The best way, I have found, to practice positivity, is talk about uncomfortable stuff as if it was the most awesome thing on the face of the earth. It sounds crazy but it works. Some examples:

  • “I love clubs. They are the best. The music, the people, the dancing, the drinking – I can’t wait to go there again.”
  • Starting conversations with new people is easy. People love me and I love them.”
  • “I enjoy challenging my fears. It’s so much fun to overcome one after another of these fuckers.”
  • “The aspect of dating that I like most is the time before meeting a date. I thrive on this mild nervousness that makes dates so exciting.”

Reality isn’t objective! You can never know how life looks through the eyes of other people. And if reality is subjective, then you can form it to your own will.

You can decide to complain or concentrate on the positive.
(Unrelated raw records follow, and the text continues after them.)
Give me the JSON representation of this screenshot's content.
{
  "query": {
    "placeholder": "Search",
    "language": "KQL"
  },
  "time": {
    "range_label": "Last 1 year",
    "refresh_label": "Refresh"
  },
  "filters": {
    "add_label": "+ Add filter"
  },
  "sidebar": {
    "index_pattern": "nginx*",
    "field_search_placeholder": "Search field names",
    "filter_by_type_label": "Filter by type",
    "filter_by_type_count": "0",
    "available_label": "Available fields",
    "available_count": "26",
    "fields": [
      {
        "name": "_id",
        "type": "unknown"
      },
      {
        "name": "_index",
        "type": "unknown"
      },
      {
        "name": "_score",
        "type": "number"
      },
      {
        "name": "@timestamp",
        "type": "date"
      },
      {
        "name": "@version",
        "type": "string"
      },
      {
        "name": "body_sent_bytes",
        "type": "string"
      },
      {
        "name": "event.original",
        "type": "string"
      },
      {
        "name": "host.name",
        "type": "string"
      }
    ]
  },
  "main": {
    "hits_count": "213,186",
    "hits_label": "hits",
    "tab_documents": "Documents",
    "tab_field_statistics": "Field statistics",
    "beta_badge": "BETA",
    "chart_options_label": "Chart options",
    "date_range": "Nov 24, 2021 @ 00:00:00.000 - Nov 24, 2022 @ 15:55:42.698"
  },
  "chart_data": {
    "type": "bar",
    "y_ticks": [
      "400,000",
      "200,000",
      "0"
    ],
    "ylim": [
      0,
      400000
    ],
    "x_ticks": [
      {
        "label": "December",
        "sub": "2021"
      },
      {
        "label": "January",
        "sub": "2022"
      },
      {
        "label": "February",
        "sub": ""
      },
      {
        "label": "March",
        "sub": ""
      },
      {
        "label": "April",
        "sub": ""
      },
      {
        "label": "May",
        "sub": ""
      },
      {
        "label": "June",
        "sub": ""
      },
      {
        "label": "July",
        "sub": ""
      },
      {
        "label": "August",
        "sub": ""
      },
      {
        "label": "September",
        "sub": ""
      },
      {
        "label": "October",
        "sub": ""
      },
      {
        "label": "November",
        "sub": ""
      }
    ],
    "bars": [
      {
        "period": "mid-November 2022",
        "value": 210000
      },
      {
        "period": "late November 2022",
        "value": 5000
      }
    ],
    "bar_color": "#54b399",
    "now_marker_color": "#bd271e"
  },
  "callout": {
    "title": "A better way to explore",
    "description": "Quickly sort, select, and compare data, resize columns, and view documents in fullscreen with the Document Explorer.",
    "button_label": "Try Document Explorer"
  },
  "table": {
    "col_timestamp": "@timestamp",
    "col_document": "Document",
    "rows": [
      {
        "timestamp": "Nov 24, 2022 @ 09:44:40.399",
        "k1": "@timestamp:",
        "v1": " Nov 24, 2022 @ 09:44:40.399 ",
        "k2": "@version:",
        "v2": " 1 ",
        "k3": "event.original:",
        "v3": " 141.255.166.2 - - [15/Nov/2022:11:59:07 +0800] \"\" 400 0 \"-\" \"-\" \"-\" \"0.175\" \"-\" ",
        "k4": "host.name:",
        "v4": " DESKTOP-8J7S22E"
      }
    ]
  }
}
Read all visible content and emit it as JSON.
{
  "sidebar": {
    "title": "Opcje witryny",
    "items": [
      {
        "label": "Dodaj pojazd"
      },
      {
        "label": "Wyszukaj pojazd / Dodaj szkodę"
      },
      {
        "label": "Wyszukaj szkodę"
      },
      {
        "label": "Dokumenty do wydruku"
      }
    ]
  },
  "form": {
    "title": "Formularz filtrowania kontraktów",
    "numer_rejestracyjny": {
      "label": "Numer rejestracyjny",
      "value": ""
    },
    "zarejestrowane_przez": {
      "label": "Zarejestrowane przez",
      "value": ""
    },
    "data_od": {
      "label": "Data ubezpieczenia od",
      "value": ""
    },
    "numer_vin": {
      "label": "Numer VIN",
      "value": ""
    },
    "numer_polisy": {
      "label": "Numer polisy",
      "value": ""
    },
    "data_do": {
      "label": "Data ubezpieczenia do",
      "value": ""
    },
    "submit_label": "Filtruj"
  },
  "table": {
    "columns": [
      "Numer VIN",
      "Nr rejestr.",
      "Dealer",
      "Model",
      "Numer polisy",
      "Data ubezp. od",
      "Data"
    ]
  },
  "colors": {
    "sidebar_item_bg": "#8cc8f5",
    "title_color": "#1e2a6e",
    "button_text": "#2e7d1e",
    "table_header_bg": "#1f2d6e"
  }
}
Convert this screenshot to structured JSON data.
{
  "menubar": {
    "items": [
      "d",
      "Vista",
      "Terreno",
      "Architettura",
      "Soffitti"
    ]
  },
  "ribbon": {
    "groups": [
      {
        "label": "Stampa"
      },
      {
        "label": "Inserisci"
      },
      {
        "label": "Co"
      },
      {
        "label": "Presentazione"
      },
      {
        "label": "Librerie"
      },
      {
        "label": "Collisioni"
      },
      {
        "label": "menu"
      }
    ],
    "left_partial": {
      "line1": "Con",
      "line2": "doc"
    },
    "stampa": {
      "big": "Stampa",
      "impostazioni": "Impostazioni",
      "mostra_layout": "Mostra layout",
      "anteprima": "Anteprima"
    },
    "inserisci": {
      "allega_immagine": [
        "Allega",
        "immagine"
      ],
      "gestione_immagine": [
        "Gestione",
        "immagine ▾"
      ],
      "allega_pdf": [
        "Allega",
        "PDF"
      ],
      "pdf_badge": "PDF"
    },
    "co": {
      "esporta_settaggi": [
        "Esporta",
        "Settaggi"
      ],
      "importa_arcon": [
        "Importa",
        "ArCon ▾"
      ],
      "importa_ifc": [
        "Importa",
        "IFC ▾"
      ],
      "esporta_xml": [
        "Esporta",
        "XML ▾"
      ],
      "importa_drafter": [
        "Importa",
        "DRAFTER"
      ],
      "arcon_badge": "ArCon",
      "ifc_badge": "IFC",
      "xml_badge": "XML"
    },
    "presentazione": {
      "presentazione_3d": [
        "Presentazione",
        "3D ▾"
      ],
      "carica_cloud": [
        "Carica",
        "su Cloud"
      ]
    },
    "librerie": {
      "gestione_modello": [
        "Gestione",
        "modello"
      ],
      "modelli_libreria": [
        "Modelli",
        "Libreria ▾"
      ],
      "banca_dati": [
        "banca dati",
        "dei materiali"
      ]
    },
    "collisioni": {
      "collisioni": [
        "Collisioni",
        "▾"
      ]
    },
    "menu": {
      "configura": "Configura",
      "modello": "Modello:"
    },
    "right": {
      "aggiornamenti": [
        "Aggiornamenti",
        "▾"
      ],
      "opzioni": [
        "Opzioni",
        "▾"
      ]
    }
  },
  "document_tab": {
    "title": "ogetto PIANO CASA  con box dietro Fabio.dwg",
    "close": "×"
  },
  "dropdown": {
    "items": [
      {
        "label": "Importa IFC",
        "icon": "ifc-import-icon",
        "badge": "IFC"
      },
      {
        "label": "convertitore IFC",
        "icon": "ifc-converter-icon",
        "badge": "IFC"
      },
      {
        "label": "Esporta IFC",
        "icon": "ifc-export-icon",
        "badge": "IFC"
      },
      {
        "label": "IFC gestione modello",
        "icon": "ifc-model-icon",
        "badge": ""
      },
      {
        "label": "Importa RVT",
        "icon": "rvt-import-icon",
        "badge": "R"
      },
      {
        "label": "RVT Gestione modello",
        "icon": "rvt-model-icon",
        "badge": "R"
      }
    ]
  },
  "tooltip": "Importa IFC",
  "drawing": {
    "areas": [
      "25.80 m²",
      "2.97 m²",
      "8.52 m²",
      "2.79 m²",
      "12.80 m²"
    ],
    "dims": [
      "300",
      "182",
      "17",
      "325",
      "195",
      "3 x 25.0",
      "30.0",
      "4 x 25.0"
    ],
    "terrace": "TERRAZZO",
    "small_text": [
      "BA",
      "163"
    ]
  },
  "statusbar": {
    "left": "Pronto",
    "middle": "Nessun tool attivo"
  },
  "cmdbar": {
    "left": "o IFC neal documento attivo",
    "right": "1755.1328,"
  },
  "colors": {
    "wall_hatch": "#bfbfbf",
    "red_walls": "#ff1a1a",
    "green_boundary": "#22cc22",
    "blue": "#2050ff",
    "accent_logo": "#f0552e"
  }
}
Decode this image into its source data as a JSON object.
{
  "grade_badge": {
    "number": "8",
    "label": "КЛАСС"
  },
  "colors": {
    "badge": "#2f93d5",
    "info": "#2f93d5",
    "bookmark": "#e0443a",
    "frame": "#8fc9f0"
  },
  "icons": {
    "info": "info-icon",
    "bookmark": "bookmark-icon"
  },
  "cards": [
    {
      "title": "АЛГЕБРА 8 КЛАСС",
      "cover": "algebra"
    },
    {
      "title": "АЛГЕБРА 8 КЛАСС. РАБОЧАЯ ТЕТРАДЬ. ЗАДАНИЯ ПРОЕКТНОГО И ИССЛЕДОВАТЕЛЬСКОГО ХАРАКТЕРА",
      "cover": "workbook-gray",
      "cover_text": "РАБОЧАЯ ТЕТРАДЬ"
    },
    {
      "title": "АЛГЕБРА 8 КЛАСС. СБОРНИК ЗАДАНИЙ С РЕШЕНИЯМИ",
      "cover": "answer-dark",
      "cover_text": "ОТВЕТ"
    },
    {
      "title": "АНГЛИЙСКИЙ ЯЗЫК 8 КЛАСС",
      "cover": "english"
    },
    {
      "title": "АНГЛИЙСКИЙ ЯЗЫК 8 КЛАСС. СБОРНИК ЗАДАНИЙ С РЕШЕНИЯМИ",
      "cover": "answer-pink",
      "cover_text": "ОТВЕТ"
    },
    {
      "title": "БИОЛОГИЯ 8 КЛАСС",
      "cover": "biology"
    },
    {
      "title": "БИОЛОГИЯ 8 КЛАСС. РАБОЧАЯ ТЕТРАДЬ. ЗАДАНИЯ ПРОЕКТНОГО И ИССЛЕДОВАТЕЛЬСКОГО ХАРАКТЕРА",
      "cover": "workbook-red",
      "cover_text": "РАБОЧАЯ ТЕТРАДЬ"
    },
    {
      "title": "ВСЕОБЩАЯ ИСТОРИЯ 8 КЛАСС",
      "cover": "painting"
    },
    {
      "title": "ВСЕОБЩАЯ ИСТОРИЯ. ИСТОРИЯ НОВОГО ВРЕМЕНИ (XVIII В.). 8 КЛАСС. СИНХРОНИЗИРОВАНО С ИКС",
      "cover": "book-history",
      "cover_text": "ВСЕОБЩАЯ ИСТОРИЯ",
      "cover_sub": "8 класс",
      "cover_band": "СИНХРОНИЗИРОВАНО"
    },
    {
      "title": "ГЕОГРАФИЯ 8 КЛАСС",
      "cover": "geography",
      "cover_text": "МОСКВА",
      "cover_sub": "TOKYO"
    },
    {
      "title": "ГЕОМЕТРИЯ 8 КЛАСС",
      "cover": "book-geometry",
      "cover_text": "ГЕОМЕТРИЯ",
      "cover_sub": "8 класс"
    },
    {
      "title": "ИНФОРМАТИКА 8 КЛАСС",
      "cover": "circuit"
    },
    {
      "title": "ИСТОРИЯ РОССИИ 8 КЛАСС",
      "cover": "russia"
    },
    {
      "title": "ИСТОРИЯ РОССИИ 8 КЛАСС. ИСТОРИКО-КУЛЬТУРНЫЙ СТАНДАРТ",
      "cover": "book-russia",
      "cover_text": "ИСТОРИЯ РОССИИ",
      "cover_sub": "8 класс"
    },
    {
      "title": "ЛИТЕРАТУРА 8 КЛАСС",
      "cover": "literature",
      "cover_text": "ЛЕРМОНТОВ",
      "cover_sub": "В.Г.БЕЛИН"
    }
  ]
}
The one will make you a cynic who surrounds himself with other cynics who also hate the world and everything it contains. The other will make you a positive, likable person who is surrounded by other optimists and a ton of women. (Most women like fun and positivity.)

The choice is yours.

Confidence through external success

Last but not least, I want to quickly touch upon confidence through external stuff like money, beauty, or fame.

Confidence that’s based on externalities is not really confidence. It’s more like a drug high – short lived and addictive.

The more external success you have, the more you believe you are the shit. “I am a millionaire. That must mean I am incredibly awesome.”

luxury

Here is the problem, though: you become dependent on these external things to maintain your confidence.

What happens to your confidence if your money is gone? What happens to your confidence when your beauty has faded? What happens to your confidence when no one knows who you are? What happens to your confidence when you haven’t spent two hours in the bathroom to look your absolute best?

Confidence through external success can only work in addition to core confidence and competence. In that mix, it gives you this extra bit of charisma that you know from the most attractive of men. Think George Clooney, Adam Levine, Aaron Rodgers, and many other big names.

Summary

  • Confidence is an acquired skill and needs learning and practice. It’s not something that you were born with. Anyone can develop high amounts of it!
  • Confidence can come through competence, believing in your own worth and strength, and through external success.
  • Competence comes with preparation, repetition, and experience.
  • Try, fail, adapt, try again.
  • Whenever you fail at something, you have to try it again, immediately! Otherwise, you’ll develop anxiety.
  • To gather experience all you have to do is show up. Make sure it’s positive experience.
  • Core confidence is a fundamental trust that you can handle whatever life throws at you.
  • You can develop core confidence through acceptance, self-esteem, overcoming irrational fears, gratitude, and positivity.
  • Confidence based on externalities is like a drug high – short lived and addictive.
  • Confidence based on externalities can make you charismatic if paired with core confidence and competence.